As with my last attempt at one of these religious songs, the lyrics here lean on that old standby, the problem of evil, which would be sufficient to motivate atheism even if all the rest of the concepts involved made sense to me. The “noise” in question is the recurrent refrain of Jesus in the culture, which has a similar tone and source and negative disposition to me as commercial jingles. And just as with the advent of DVRs and streaming video, I pretty much don’t have to deal with commercial earworms any more, so has religion retreated to a safe distance, so that now I feel more eager about exploring it via podcast discussions just as I like to poke into other historical and cultural pockets to see what the fuss is all about. However, I wrote this prior to recording the current episode, and my indulgence is not so on display here. Despite our coming down on the new atheists as philosophers (and my appreciation of perspectives like Law Ware’s), my heart is still with them; the whole thing seems a disastrous historical mistake at this point, and this song is a lament of that fact.

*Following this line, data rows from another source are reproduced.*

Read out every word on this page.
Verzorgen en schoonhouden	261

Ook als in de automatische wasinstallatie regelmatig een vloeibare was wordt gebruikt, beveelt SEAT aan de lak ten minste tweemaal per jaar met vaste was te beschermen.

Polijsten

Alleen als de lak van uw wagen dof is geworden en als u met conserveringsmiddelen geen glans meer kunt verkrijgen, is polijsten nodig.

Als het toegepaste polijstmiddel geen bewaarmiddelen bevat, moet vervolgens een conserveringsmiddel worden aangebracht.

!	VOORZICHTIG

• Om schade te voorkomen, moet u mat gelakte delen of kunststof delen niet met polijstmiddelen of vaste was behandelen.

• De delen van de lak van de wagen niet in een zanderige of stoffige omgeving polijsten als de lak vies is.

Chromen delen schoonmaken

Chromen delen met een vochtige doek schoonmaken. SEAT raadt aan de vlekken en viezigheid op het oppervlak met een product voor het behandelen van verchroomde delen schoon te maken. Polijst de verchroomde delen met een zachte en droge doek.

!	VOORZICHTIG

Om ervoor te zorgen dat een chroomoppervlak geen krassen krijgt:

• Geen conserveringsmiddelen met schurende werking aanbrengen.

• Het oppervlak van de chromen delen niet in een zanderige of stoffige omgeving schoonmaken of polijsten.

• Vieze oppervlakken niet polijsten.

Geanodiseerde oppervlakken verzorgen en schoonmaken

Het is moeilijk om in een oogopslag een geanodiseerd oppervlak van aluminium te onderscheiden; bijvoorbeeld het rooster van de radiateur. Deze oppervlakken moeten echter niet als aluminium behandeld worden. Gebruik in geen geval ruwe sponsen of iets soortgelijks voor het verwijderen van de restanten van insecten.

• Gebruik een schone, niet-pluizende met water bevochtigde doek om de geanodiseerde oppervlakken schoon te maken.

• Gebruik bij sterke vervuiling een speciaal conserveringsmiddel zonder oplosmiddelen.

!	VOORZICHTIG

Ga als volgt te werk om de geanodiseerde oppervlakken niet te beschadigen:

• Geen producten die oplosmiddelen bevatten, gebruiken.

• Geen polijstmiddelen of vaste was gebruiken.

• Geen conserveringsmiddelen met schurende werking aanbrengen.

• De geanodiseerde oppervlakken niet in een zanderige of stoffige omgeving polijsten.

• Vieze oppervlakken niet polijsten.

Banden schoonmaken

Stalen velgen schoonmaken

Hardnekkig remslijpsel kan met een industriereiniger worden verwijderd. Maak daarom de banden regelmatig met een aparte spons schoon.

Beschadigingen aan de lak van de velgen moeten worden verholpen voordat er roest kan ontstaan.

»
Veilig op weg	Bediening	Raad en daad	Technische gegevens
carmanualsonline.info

About the recording: There’s no way in a band I could convince all the other guys to just stay out until the second or third verse on song after song, but continuing to run my solo recording gig here (I started laying this down a month back) means that I can indulge both my love of stripped-down guitar and vocal and, as the song progresses, add in some more layers, including my most elaborate cello part yet, some newly competent snare rolls (I’ve been playing drums pretty much constantly for the past few months), some guiro (typically associated with Latin music, but I just used it in lieu of hi-hat), a little falsetto choir at the end (me four times singing “oooo”), and I’m very excited about the return here of lead guitarist Geoff Esty from my college days with The MayTricks (if you like our interaction here, try these old gems: “Love Song #1” and “Bring You Down.”) While I layered a bunch of short, harmonized acoustic lines myself, any fast any fancy playing you hear here is him, as are those tasteful licks in the early verses. He did this cool reversed part 2.5 minutes in that I liked so much I electronically repeated it a bunch of times to make it into the bulk of the guitar solo (I did something similar over the part when the drums come in), and then he recorded this repeating/syncopated thing under much of the bridge that directly inspired my adding the percussion, and then I just harmonized some of the lines he came up with for the last chorus.
Those last layers came together more or less at the last minute; I had an oboe and a violin session both scheduled that got canceled for various reasons, and received Geoff’s part (as a single track) only a few days ago, so I had to scramble to fill all the gaps and make this seem finished to me. As a friend of mine pointed out, 20 years ago I might well have kept a song like this under three minutes, but I hope that the arrangement keeps things captivating enough to deserve the longer running time.